The Clinton campaign hid the Steele Dossier payments as fees for “legal advice” to one of the campaign’s law firms, with the help of the Democratic National Committee. The Federal Election Commission, which polices campaign spending by candidates and political committees, found that Hillary Clinton’s 2016 campaign and the DNC made total payments of slightly more than $1 million to the opposition research firm FusionGPS through its law firm, labeling it as “legal and compliance consulting” when in fact, it was for research related to the Steele Dossier. The Clinton campaign ended up paying a small fine of $8,000, and the DNC paid $105,000 in fines for this violation of election law. No one was charged with a crime or went to jail.

“Yeah,” Peter says of the GAI team, “I mean, this is one of the hall of honor mentions for GAI. Because of our work, the Clinton campaign ended up paying a fine to the Federal Election Commission. I never thought that would happen,” he says.

This is all newly relevant because, as everyone knows, former president Trump was just charged on 34 felony counts of campaign finance law violations stemming from his payments of hush money to porn actress Stormy Daniels to cover up an alleged affair with Trump back in 2006. New York City attorney general Alvin Bragg brought these charges based on the same information that had been reviewed and previously declined for prosecution by the New York State Attorney General, the US Justice Department, and the Federal Election Commission that saw fit to fine the Clinton campaign over the accounting declarations hiding the source of the Steele Dossier’s funding.
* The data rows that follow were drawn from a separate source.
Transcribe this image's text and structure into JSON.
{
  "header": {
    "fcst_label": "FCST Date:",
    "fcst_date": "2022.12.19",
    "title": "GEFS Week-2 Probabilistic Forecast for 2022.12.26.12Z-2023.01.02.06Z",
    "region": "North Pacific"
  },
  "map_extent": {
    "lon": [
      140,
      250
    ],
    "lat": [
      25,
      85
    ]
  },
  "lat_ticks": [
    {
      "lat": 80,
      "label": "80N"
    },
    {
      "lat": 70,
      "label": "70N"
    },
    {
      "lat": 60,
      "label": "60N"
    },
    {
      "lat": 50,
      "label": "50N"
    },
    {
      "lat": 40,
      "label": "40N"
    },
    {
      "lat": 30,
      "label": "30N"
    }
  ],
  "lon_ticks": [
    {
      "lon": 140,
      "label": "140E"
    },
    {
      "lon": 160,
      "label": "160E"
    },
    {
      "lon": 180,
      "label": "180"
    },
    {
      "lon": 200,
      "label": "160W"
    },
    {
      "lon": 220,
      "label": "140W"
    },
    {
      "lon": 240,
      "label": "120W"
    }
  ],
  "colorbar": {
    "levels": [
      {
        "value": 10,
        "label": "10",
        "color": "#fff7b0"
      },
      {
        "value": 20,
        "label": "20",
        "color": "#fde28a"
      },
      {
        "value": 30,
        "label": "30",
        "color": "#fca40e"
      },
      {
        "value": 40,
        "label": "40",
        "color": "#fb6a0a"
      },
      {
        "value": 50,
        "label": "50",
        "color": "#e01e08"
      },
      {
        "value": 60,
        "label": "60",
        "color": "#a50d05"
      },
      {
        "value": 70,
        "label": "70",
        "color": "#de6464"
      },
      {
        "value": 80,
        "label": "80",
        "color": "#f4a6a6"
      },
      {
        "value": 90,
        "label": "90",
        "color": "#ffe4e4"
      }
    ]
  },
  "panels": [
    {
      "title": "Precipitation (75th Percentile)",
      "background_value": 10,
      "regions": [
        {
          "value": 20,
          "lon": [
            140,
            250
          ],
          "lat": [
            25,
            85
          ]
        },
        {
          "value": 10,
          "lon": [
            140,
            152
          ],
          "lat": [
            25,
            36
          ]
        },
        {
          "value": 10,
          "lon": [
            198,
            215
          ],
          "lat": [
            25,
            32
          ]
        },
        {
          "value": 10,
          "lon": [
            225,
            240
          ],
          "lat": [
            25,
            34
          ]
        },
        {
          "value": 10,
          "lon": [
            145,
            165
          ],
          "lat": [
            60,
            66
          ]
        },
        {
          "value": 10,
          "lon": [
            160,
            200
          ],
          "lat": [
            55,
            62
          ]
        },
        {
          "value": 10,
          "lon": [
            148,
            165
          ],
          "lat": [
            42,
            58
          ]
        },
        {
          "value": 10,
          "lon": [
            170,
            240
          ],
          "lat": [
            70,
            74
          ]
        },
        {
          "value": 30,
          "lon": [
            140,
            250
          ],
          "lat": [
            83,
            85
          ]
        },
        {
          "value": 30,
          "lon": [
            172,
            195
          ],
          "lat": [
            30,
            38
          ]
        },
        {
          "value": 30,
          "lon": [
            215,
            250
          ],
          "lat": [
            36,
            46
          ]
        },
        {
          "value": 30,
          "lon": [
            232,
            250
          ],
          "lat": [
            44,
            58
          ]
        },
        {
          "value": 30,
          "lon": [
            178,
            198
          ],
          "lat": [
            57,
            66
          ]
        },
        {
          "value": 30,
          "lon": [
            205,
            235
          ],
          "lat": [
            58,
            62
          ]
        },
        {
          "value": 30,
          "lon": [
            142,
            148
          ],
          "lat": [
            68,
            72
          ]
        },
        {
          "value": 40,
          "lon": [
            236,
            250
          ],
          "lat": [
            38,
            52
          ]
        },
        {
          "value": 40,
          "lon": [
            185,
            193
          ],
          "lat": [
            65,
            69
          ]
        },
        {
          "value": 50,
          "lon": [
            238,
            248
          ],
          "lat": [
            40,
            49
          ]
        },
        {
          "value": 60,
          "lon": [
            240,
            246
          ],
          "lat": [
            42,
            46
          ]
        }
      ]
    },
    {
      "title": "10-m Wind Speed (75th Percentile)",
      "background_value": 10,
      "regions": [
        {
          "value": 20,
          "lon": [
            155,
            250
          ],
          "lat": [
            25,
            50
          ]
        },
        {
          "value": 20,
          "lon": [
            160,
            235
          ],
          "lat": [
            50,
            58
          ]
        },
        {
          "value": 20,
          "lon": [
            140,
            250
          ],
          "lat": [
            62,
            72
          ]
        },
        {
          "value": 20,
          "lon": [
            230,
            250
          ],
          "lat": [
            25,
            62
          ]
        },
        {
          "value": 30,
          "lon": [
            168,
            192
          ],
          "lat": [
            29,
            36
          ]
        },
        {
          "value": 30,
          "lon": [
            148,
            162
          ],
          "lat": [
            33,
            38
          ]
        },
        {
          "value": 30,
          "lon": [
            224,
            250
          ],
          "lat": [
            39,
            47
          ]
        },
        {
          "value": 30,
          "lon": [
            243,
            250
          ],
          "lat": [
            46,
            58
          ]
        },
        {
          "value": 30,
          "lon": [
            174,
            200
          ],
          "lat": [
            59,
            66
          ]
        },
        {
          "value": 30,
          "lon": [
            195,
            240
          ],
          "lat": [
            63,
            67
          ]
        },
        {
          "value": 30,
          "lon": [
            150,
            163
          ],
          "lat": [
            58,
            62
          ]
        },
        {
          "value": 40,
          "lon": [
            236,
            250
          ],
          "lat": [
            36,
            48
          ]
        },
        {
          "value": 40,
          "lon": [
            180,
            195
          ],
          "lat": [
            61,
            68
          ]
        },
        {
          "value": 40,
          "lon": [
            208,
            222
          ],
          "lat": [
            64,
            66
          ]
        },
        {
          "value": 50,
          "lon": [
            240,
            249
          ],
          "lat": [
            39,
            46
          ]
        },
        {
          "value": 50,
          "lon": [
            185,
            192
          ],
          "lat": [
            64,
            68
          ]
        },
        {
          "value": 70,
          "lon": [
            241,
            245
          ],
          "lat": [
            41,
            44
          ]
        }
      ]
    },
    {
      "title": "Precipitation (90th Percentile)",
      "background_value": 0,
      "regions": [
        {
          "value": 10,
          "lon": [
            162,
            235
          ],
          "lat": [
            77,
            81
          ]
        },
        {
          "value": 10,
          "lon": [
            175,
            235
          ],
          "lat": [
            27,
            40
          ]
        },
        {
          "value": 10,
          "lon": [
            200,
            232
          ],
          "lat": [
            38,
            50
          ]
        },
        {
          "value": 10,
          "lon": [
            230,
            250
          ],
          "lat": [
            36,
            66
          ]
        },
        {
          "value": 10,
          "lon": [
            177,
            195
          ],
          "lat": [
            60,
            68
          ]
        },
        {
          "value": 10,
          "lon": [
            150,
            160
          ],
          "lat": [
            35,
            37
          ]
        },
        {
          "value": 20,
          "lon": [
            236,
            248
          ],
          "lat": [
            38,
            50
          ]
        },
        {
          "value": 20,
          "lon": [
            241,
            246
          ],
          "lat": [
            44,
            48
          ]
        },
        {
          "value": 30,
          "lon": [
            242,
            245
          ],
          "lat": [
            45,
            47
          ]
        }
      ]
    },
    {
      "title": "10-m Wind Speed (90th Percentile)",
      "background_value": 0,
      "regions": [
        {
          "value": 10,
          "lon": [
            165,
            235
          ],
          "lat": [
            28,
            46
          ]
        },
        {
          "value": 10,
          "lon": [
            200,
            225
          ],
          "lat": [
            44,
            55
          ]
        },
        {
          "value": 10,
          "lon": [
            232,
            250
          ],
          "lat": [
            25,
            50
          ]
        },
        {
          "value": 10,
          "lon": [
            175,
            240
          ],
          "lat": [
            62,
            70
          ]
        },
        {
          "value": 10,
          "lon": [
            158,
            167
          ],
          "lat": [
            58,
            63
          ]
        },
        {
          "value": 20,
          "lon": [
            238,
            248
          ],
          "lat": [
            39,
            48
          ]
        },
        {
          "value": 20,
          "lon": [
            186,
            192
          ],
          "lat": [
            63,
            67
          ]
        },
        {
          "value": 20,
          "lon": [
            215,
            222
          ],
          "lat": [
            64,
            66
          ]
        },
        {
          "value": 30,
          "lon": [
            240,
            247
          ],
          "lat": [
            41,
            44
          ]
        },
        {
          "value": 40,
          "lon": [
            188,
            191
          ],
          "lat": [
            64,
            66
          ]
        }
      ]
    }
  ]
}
But what of the Clinton campaign’s strategy of trying to accuse their opponent of the same thing they themselves were being accused of?

Eric says, “it’s sort of a brilliant tactic. Pick what you’re being accused of, and immediately accuse your opponent of the same thing – even if there’s not really any evidence – then just create the evidence.”

“We have these different standards for different people, and we see how the criminal justice system is being abused to try to settle political scores,” Peter says. “We’ve talked about political corruption for a decade. We’ve exposed it as it relates to the Clintons, the Bidens, to Mitch McConnell and others. We have never ever in this podcast or in our books called for actual prosecution. What we have always asked for is a thorough investigation so people can understand what’s happened, because we’re not lawyers. We don’t know all the details. What we’re seeing on the Left with this prosecutor in New York is the weaponization of the criminal justice system. They are actually running for office by making campaign promises that “I will charge this person with a crime if you elect me.”

Peter closes by saying, “We try not to do overt opinion on this podcast. We obviously give our opinions but at GAI our research is driven by facts, and sometimes you wonder if that gets lost in the noise. We are focused on the truth. It’s a testament to our team and it’s a testament to our listeners because you know that facts and research and information matter and in my mind it’s what should matter most.”